I never saw her at that time in her life—but I did see her the night she died. And she didn’t look much like that photo. Her skin had wrinkled over the years, her hair turned grey. The massive strokes she had in the months before she died marred her appearance all the more. Right toward the end, jaundice had set in and her body was swollen with fluid.

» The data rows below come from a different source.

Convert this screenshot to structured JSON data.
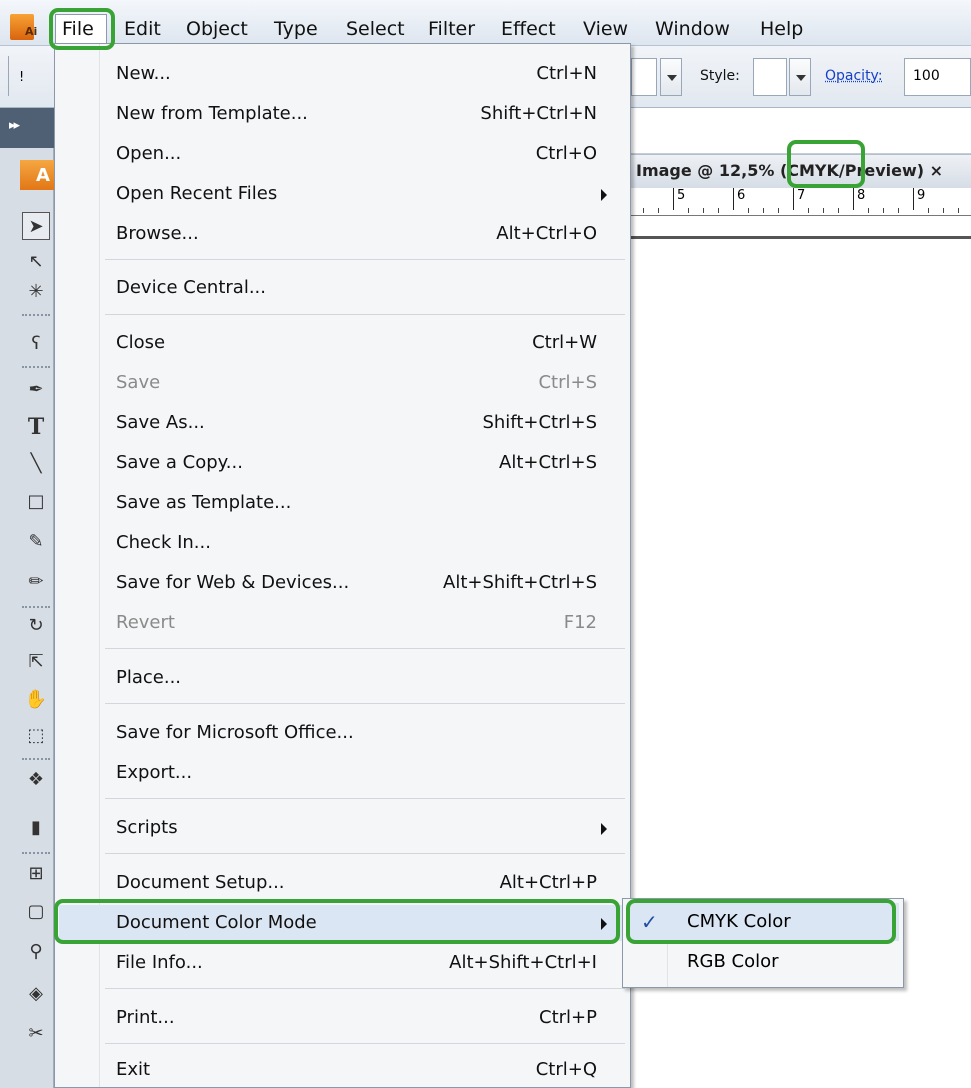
{
  "menubar": {
    "items": [
      "File",
      "Edit",
      "Object",
      "Type",
      "Select",
      "Filter",
      "Effect",
      "View",
      "Window",
      "Help"
    ],
    "app_icon": "Ai"
  },
  "control_bar": {
    "style_label": "Style:",
    "opacity_label": "Opacity:",
    "opacity_value": "100"
  },
  "toolbar": {
    "collapse_glyph": "▸▸",
    "logo_letter": "A"
  },
  "document": {
    "tab_title": "Image @ 12,5% (CMYK/Preview) ×",
    "ruler_labels": [
      "5",
      "6",
      "7",
      "8",
      "9"
    ]
  },
  "file_menu": {
    "items": [
      {
        "label": "New...",
        "shortcut": "Ctrl+N"
      },
      {
        "label": "New from Template...",
        "shortcut": "Shift+Ctrl+N"
      },
      {
        "label": "Open...",
        "shortcut": "Ctrl+O"
      },
      {
        "label": "Open Recent Files",
        "shortcut": ""
      },
      {
        "label": "Browse...",
        "shortcut": "Alt+Ctrl+O"
      },
      {
        "label": "Device Central...",
        "shortcut": ""
      },
      {
        "label": "Close",
        "shortcut": "Ctrl+W"
      },
      {
        "label": "Save",
        "shortcut": "Ctrl+S"
      },
      {
        "label": "Save As...",
        "shortcut": "Shift+Ctrl+S"
      },
      {
        "label": "Save a Copy...",
        "shortcut": "Alt+Ctrl+S"
      },
      {
        "label": "Save as Template...",
        "shortcut": ""
      },
      {
        "label": "Check In...",
        "shortcut": ""
      },
      {
        "label": "Save for Web & Devices...",
        "shortcut": "Alt+Shift+Ctrl+S"
      },
      {
        "label": "Revert",
        "shortcut": "F12"
      },
      {
        "label": "Place...",
        "shortcut": ""
      },
      {
        "label": "Save for Microsoft Office...",
        "shortcut": ""
      },
      {
        "label": "Export...",
        "shortcut": ""
      },
      {
        "label": "Scripts",
        "shortcut": ""
      },
      {
        "label": "Document Setup...",
        "shortcut": "Alt+Ctrl+P"
      },
      {
        "label": "Document Color Mode",
        "shortcut": ""
      },
      {
        "label": "File Info...",
        "shortcut": "Alt+Shift+Ctrl+I"
      },
      {
        "label": "Print...",
        "shortcut": "Ctrl+P"
      },
      {
        "label": "Exit",
        "shortcut": "Ctrl+Q"
      }
    ]
  },
  "color_mode_submenu": {
    "items": [
      {
        "label": "CMYK Color",
        "checked": true,
        "check": "✓"
      },
      {
        "label": "RGB Color",
        "checked": false
      }
    ]
  },
  "colors": {
    "highlight_outline": "#3aa335",
    "menu_background": "#f4f6f8",
    "menu_hover": "#dbe6f4",
    "disabled_text": "#8a8a8a"
  }
}
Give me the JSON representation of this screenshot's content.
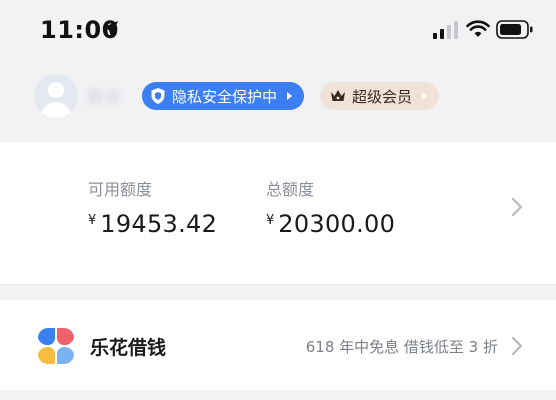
{
  "status_bar": {
    "time": "11:00",
    "icons": [
      "location-arrow-icon",
      "signal-icon",
      "wifi-icon",
      "battery-icon"
    ]
  },
  "profile": {
    "username": "赛青",
    "avatar": "avatar-placeholder",
    "privacy_badge": "隐私安全保护中",
    "vip_badge": "超级会员"
  },
  "quota": {
    "available_label": "可用额度",
    "available_currency": "¥",
    "available_value": "19453.42",
    "total_label": "总额度",
    "total_currency": "¥",
    "total_value": "20300.00"
  },
  "loan": {
    "title": "乐花借钱",
    "promo": "618 年中免息 借钱低至 3 折"
  },
  "colors": {
    "privacy_pill": "#3b7ff2",
    "vip_pill": "#f0e2d7",
    "petal_red": "#f0626b",
    "petal_blue_light": "#7ab2f4",
    "petal_blue": "#3a7ef0",
    "petal_yellow": "#f6bd3f"
  }
}
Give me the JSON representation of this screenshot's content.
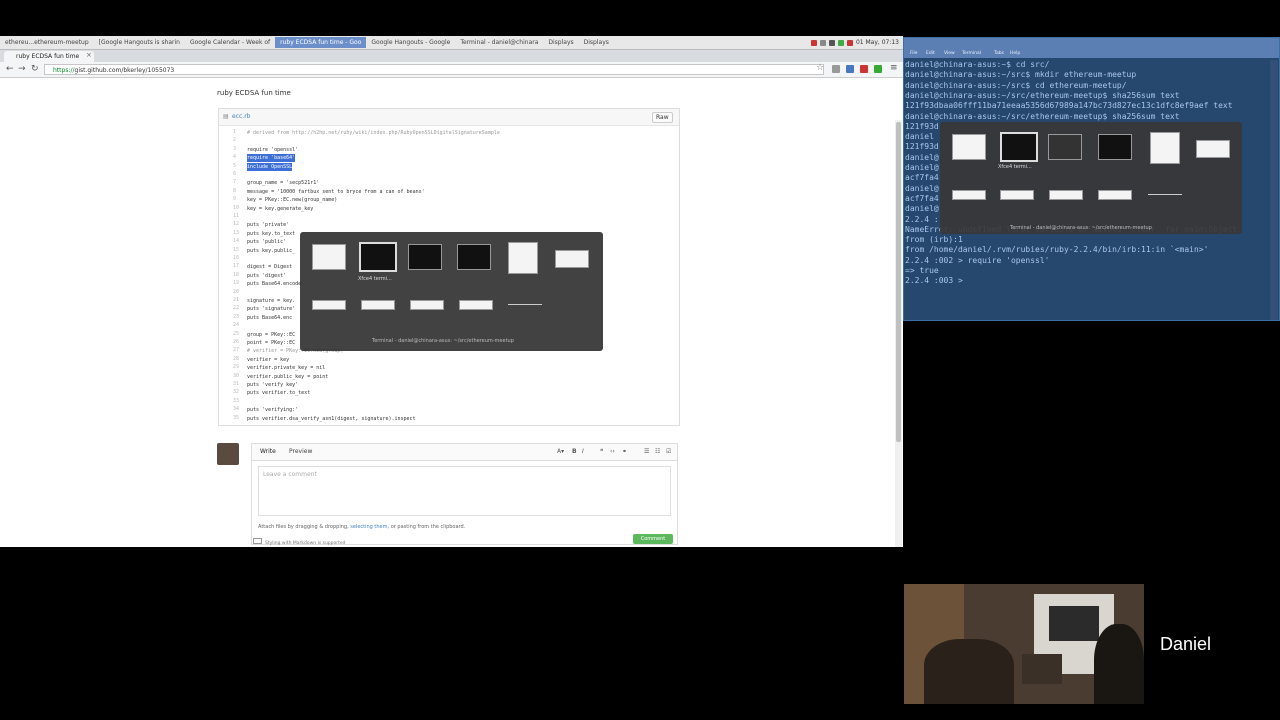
{
  "left_screen": {
    "taskbar": {
      "tasks": [
        "ethereu...ethereum-meetup",
        "[Google Hangouts is sharin",
        "Google Calendar - Week of",
        "ruby ECDSA fun time - Goo",
        "Google Hangouts - Google",
        "Terminal - daniel@chinara",
        "Displays",
        "Displays"
      ],
      "active_index": 3,
      "clock": "01 May, 07:13"
    },
    "browser": {
      "tab_title": "ruby ECDSA fun time",
      "url_scheme": "https://",
      "url_rest": "gist.github.com/bkerley/1055073",
      "page": {
        "gist_title": "ruby ECDSA fun time",
        "file_name": "ecc.rb",
        "raw_label": "Raw",
        "code_lines": [
          {
            "n": "1",
            "text": "# derived from http://h2hp.net/ruby/wiki/index.php/RubyOpenSSLDigitalSignatureSample",
            "cls": "cm"
          },
          {
            "n": "2",
            "text": "",
            "cls": ""
          },
          {
            "n": "3",
            "text": "require 'openssl'",
            "cls": ""
          },
          {
            "n": "4",
            "text": "require 'base64'",
            "cls": "hl"
          },
          {
            "n": "5",
            "text": "include OpenSSL",
            "cls": "hl"
          },
          {
            "n": "6",
            "text": "",
            "cls": ""
          },
          {
            "n": "7",
            "text": "group_name = 'secp521r1'",
            "cls": ""
          },
          {
            "n": "8",
            "text": "message = '10000 fartbux sent to bryce from a can of beans'",
            "cls": ""
          },
          {
            "n": "9",
            "text": "key = PKey::EC.new(group_name)",
            "cls": ""
          },
          {
            "n": "10",
            "text": "key = key.generate_key",
            "cls": ""
          },
          {
            "n": "11",
            "text": "",
            "cls": ""
          },
          {
            "n": "12",
            "text": "puts 'private'",
            "cls": ""
          },
          {
            "n": "13",
            "text": "puts key.to_text",
            "cls": ""
          },
          {
            "n": "14",
            "text": "puts 'public'",
            "cls": ""
          },
          {
            "n": "15",
            "text": "puts key.public_",
            "cls": ""
          },
          {
            "n": "16",
            "text": "",
            "cls": ""
          },
          {
            "n": "17",
            "text": "digest = Digest",
            "cls": ""
          },
          {
            "n": "18",
            "text": "puts 'digest'",
            "cls": ""
          },
          {
            "n": "19",
            "text": "puts Base64.encode",
            "cls": ""
          },
          {
            "n": "20",
            "text": "",
            "cls": ""
          },
          {
            "n": "21",
            "text": "signature = key.",
            "cls": ""
          },
          {
            "n": "22",
            "text": "puts 'signature'",
            "cls": ""
          },
          {
            "n": "23",
            "text": "puts Base64.enc",
            "cls": ""
          },
          {
            "n": "24",
            "text": "",
            "cls": ""
          },
          {
            "n": "25",
            "text": "group = PKey::EC",
            "cls": ""
          },
          {
            "n": "26",
            "text": "point = PKey::EC",
            "cls": ""
          },
          {
            "n": "27",
            "text": "# verifier = PKey::EC.new(group)",
            "cls": "cm"
          },
          {
            "n": "28",
            "text": "verifier = key",
            "cls": ""
          },
          {
            "n": "29",
            "text": "verifier.private_key = nil",
            "cls": ""
          },
          {
            "n": "30",
            "text": "verifier.public_key = point",
            "cls": ""
          },
          {
            "n": "31",
            "text": "puts 'verify key'",
            "cls": ""
          },
          {
            "n": "32",
            "text": "puts verifier.to_text",
            "cls": ""
          },
          {
            "n": "33",
            "text": "",
            "cls": ""
          },
          {
            "n": "34",
            "text": "puts 'verifying:'",
            "cls": ""
          },
          {
            "n": "35",
            "text": "puts verifier.dsa_verify_asn1(digest, signature).inspect",
            "cls": ""
          }
        ],
        "comment": {
          "write_tab": "Write",
          "preview_tab": "Preview",
          "placeholder": "Leave a comment",
          "attach_pre": "Attach files by dragging & dropping, ",
          "attach_link": "selecting them",
          "attach_post": ", or pasting from the clipboard.",
          "markdown_note": "Styling with Markdown is supported",
          "submit": "Comment"
        }
      }
    },
    "switcher": {
      "selected_label": "Xfce4 termi...",
      "caption": "Terminal - daniel@chinara-asus: ~/src/ethereum-meetup"
    }
  },
  "right_screen": {
    "terminal": {
      "menu": [
        "File",
        "Edit",
        "View",
        "Terminal",
        "Tabs",
        "Help"
      ],
      "lines": [
        "daniel@chinara-asus:~$ cd src/",
        "daniel@chinara-asus:~/src$ mkdir ethereum-meetup",
        "daniel@chinara-asus:~/src$ cd ethereum-meetup/",
        "daniel@chinara-asus:~/src/ethereum-meetup$ sha256sum text",
        "121f93dbaa06fff11ba71eeaa5356d67989a147bc73d827ec13c1dfc8ef9aef  text",
        "daniel@chinara-asus:~/src/ethereum-meetup$ sha256sum text",
        "121f93d",
        "daniel",
        "121f93d",
        "daniel@",
        "daniel@",
        "acf7fa4",
        "daniel@",
        "acf7fa4",
        "daniel@",
        "2.2.4 :",
        "NameError: undefined local variable or method `clear' for main:Object",
        "        from (irb):1",
        "        from /home/daniel/.rvm/rubies/ruby-2.2.4/bin/irb:11:in `<main>'",
        "2.2.4 :002 > require 'openssl'",
        " => true",
        "2.2.4 :003 > "
      ],
      "switcher_caption": "Terminal - daniel@chinara-asus: ~/src/ethereum-meetup",
      "switcher_label": "Xfce4 termi..."
    }
  },
  "video": {
    "participant_name": "Daniel"
  }
}
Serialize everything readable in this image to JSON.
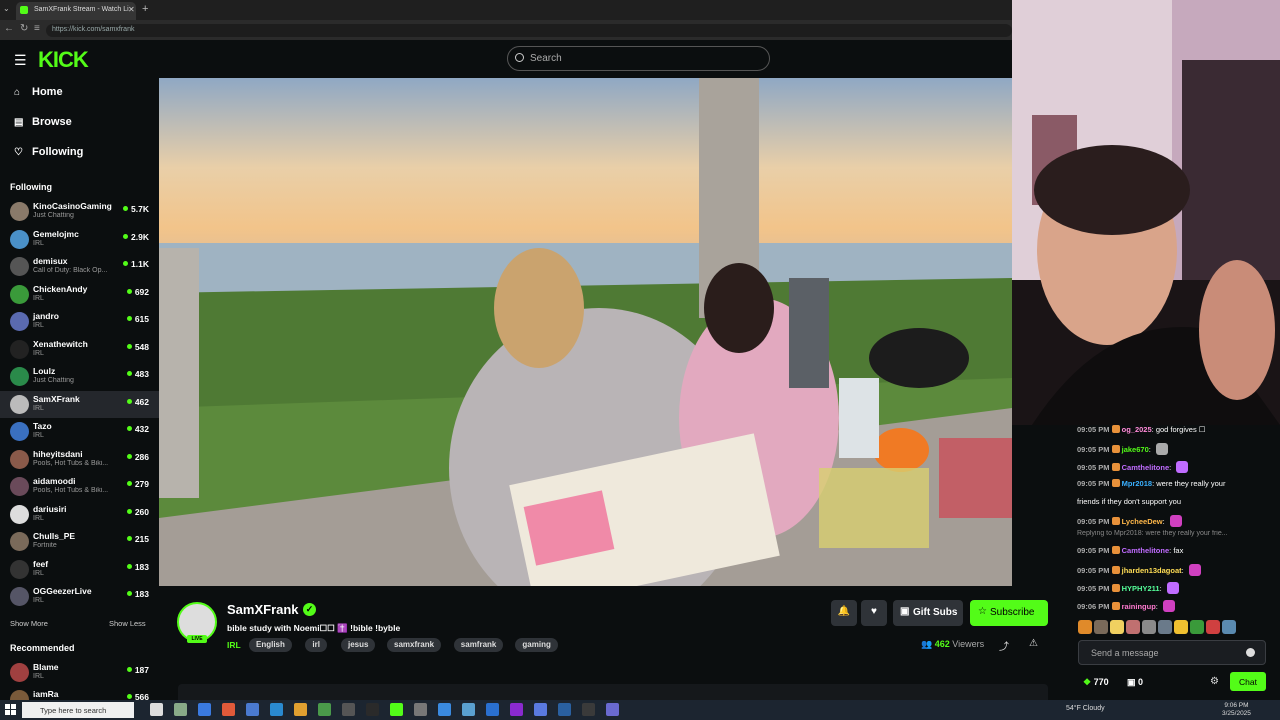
{
  "browser": {
    "tab_title": "SamXFrank Stream - Watch Li",
    "url": "https://kick.com/samxfrank"
  },
  "header": {
    "logo": "KICK",
    "search_placeholder": "Search"
  },
  "nav": {
    "home": "Home",
    "browse": "Browse",
    "following": "Following"
  },
  "sidebar": {
    "following_heading": "Following",
    "following": [
      {
        "name": "KinoCasinoGaming",
        "category": "Just Chatting",
        "viewers": "5.7K",
        "avatar": "#8a7a6a"
      },
      {
        "name": "Gemelojmc",
        "category": "IRL",
        "viewers": "2.9K",
        "avatar": "#4a90c8"
      },
      {
        "name": "demisux",
        "category": "Call of Duty: Black Op...",
        "viewers": "1.1K",
        "avatar": "#555"
      },
      {
        "name": "ChickenAndy",
        "category": "IRL",
        "viewers": "692",
        "avatar": "#3a9a3a"
      },
      {
        "name": "jandro",
        "category": "IRL",
        "viewers": "615",
        "avatar": "#5a6ab0"
      },
      {
        "name": "Xenathewitch",
        "category": "IRL",
        "viewers": "548",
        "avatar": "#222"
      },
      {
        "name": "Loulz",
        "category": "Just Chatting",
        "viewers": "483",
        "avatar": "#2a8a4a"
      },
      {
        "name": "SamXFrank",
        "category": "IRL",
        "viewers": "462",
        "avatar": "#bbb"
      },
      {
        "name": "Tazo",
        "category": "IRL",
        "viewers": "432",
        "avatar": "#3a70c0"
      },
      {
        "name": "hiheyitsdani",
        "category": "Pools, Hot Tubs & Biki...",
        "viewers": "286",
        "avatar": "#8a5a4a"
      },
      {
        "name": "aidamoodi",
        "category": "Pools, Hot Tubs & Biki...",
        "viewers": "279",
        "avatar": "#6a4a5a"
      },
      {
        "name": "dariusiri",
        "category": "IRL",
        "viewers": "260",
        "avatar": "#ddd"
      },
      {
        "name": "Chulls_PE",
        "category": "Fortnite",
        "viewers": "215",
        "avatar": "#7a6a5a"
      },
      {
        "name": "feef",
        "category": "IRL",
        "viewers": "183",
        "avatar": "#333"
      },
      {
        "name": "OGGeezerLive",
        "category": "IRL",
        "viewers": "183",
        "avatar": "#556"
      }
    ],
    "show_more": "Show More",
    "show_less": "Show Less",
    "recommended_heading": "Recommended",
    "recommended": [
      {
        "name": "Blame",
        "category": "IRL",
        "viewers": "187",
        "avatar": "#a04040"
      },
      {
        "name": "iamRa",
        "category": "",
        "viewers": "566",
        "avatar": "#7a5a3a"
      }
    ]
  },
  "stream": {
    "streamer": "SamXFrank",
    "live_badge": "LIVE",
    "title": "bible study with Noemi☐☐ ✝️ !bible !byble",
    "category": "IRL",
    "tags": [
      "English",
      "irl",
      "jesus",
      "samxfrank",
      "samfrank",
      "gaming"
    ],
    "gift_subs": "Gift Subs",
    "subscribe": "Subscribe",
    "viewers_count": "462",
    "viewers_label": "Viewers"
  },
  "chat": {
    "messages": [
      {
        "time": "09:05 PM",
        "user": "og_2025",
        "user_color": "#ff8ad8",
        "text": " god forgives ☐",
        "emote": ""
      },
      {
        "time": "09:05 PM",
        "user": "jake670",
        "user_color": "#53fc18",
        "text": " ",
        "emote": "#aaa"
      },
      {
        "time": "09:05 PM",
        "user": "Camthelitone",
        "user_color": "#c06cff",
        "text": " ",
        "emote": "#c06cff"
      },
      {
        "time": "09:05 PM",
        "user": "Mpr2018",
        "user_color": "#3ab0ff",
        "text": " were they really your",
        "emote": ""
      },
      {
        "time": "",
        "user": "",
        "user_color": "#fff",
        "text": "friends if they don't support you",
        "emote": ""
      },
      {
        "time": "09:05 PM",
        "user": "LycheeDew",
        "user_color": "#ffb84a",
        "text": " ",
        "emote": "#d040c0"
      },
      {
        "time": "09:05 PM",
        "user": "Camthelitone",
        "user_color": "#c06cff",
        "text": " fax",
        "emote": ""
      },
      {
        "time": "09:05 PM",
        "user": "jharden13dagoat",
        "user_color": "#ffdd55",
        "text": " ",
        "emote": "#d040c0"
      },
      {
        "time": "09:05 PM",
        "user": "HYPHY211",
        "user_color": "#55ff9a",
        "text": " ",
        "emote": "#c06cff"
      },
      {
        "time": "09:06 PM",
        "user": "rainingup",
        "user_color": "#ff7ad0",
        "text": " ",
        "emote": "#d040c0"
      }
    ],
    "reply_line": "Replying to Mpr2018: were they really your frie...",
    "input_placeholder": "Send a message",
    "points": "770",
    "zero": "0",
    "chat_button": "Chat"
  },
  "taskbar": {
    "search_placeholder": "Type here to search",
    "weather": "54°F  Cloudy",
    "time": "9:06 PM",
    "date": "3/25/2025"
  }
}
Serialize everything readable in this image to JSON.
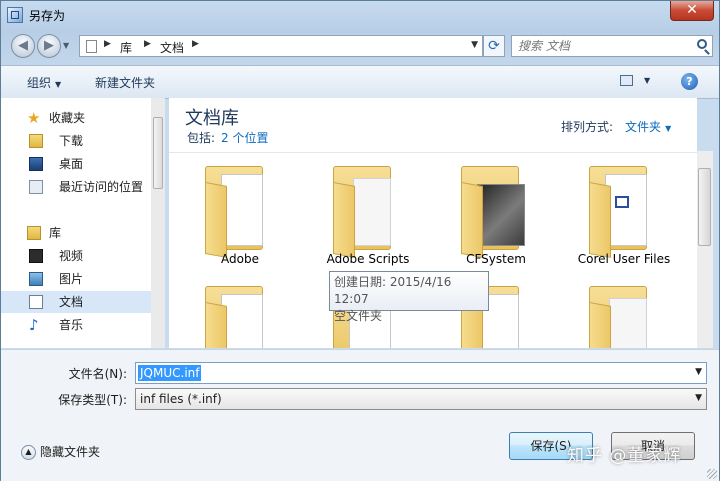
{
  "window": {
    "title": "另存为",
    "close_label": "✕"
  },
  "address": {
    "crumbs": [
      "库",
      "文档"
    ],
    "search_placeholder": "搜索 文档"
  },
  "toolbar": {
    "organize": "组织",
    "new_folder": "新建文件夹",
    "help": "?"
  },
  "nav": {
    "favorites": {
      "label": "收藏夹",
      "items": [
        "下载",
        "桌面",
        "最近访问的位置"
      ]
    },
    "libraries": {
      "label": "库",
      "items": [
        "视频",
        "图片",
        "文档",
        "音乐"
      ]
    },
    "selected": "文档"
  },
  "library": {
    "title": "文档库",
    "includes_label": "包括:",
    "includes_value": "2 个位置",
    "arrange_label": "排列方式:",
    "arrange_value": "文件夹"
  },
  "folders": [
    {
      "name": "Adobe"
    },
    {
      "name": "Adobe Scripts"
    },
    {
      "name": "CFSystem"
    },
    {
      "name": "Corel User Files"
    }
  ],
  "tooltip": {
    "line1": "创建日期: 2015/4/16 12:07",
    "line2": "空文件夹"
  },
  "form": {
    "filename_label": "文件名(N):",
    "filename_value": "JQMUC.inf",
    "filetype_label": "保存类型(T):",
    "filetype_value": "inf files (*.inf)"
  },
  "footer": {
    "hide_folders": "隐藏文件夹",
    "save": "保存(S)",
    "cancel": "取消",
    "watermark": "知乎 @董家辉"
  }
}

What a contrast to the physical beauty Western culture is so obsessed with. We glamorize beauty, among women especially, as if good looks and a youthful appearance are all that matters. In this world, physical beauty is almost everything, as attested to by the billions we spend each year on our looks: cosmetic surgeries like breast implants, liposuction, tummy tucks and face-lifts; Botox; makeovers; full-body waxing; chemical peels; colonics; manicures; pedicures—and on it goes. Even teenagers, thanks in part to popular reality shows and celebrities and models who keep getting younger, are joining the ranks of those willing to pay big bucks to alter their look or to “delay” the aging process everyone eventually goes through.
Now obviously, God wants us to be physically healthy and fit. He wants us to take care of ourselves—even our appearance. But just think of how different this world would be if we paid as much attention to inner beauty as we do outer beauty. Peter compared life in the flesh to a blade of grass or a flower. Grass withers, he said, and flowers fall away (1 Peter 1:24-25). James compared human life to a vapor that appears for a short time and then vanishes (James 4:14).
It’s no wonder God says beauty is vain! (Proverbs 31:30). It doesn’t last. And even before it fades, it can be dangerously deceptive. Lucifer’s heart was “lifted up” because of his beauty (Ezekiel 28:17). He couldn’t get his mind off his own beauty and it caused him to turn against and fight God. This is how Lucifer became Satan. And he has since foisted off on an unsuspecting and gullible world his interpretation of what beauty is (Revelation 12:9).
In examining one’s real worth—his or her beauty—God gives no thought or consideration at all to what’s outside. He always looks on the heart (1 Samuel 16:7).
In 1 Peter 3, God exhorts women to pay special attention to how they adorn themselves, but it’s speaking of spiritual adornment—“the hidden man of the heart, in that which is not corruptible” (verse 4).
This is where my mother put special emphasis. She had a wonderful gift of encouragement. People who stood in her presence always went away uplifted and happier. She handled herself with dignity and class.
She was a people person. Her last church service was nearly a year ago—there were a lot of visitors in town for a singles event. She was in bad shape—her health declining—but she wanted to be with the people, so she pushed herself. Three days after that, she had a massive stroke that left her without speech and paralyzed half of her body.
My mother’s 40-year career was in marriage and family. My sister would tell you this same thing—Mom was always involved in our lives. For me, she was involved in my life when I was a little boy, as a teenager, even on into my adulthood. She left a permanent mark on my life, showing me what it meant to serve and give—even to the point of real sacrifice.
She taught me about love, about authority and submission. She gave my life direction. She made my upbringing fun. She had such a wonderful laugh.
I tried to express this to her as she was dying early Sunday morning, September 5, but the words were hard to come by.
Now they’re not. She was a real beauty.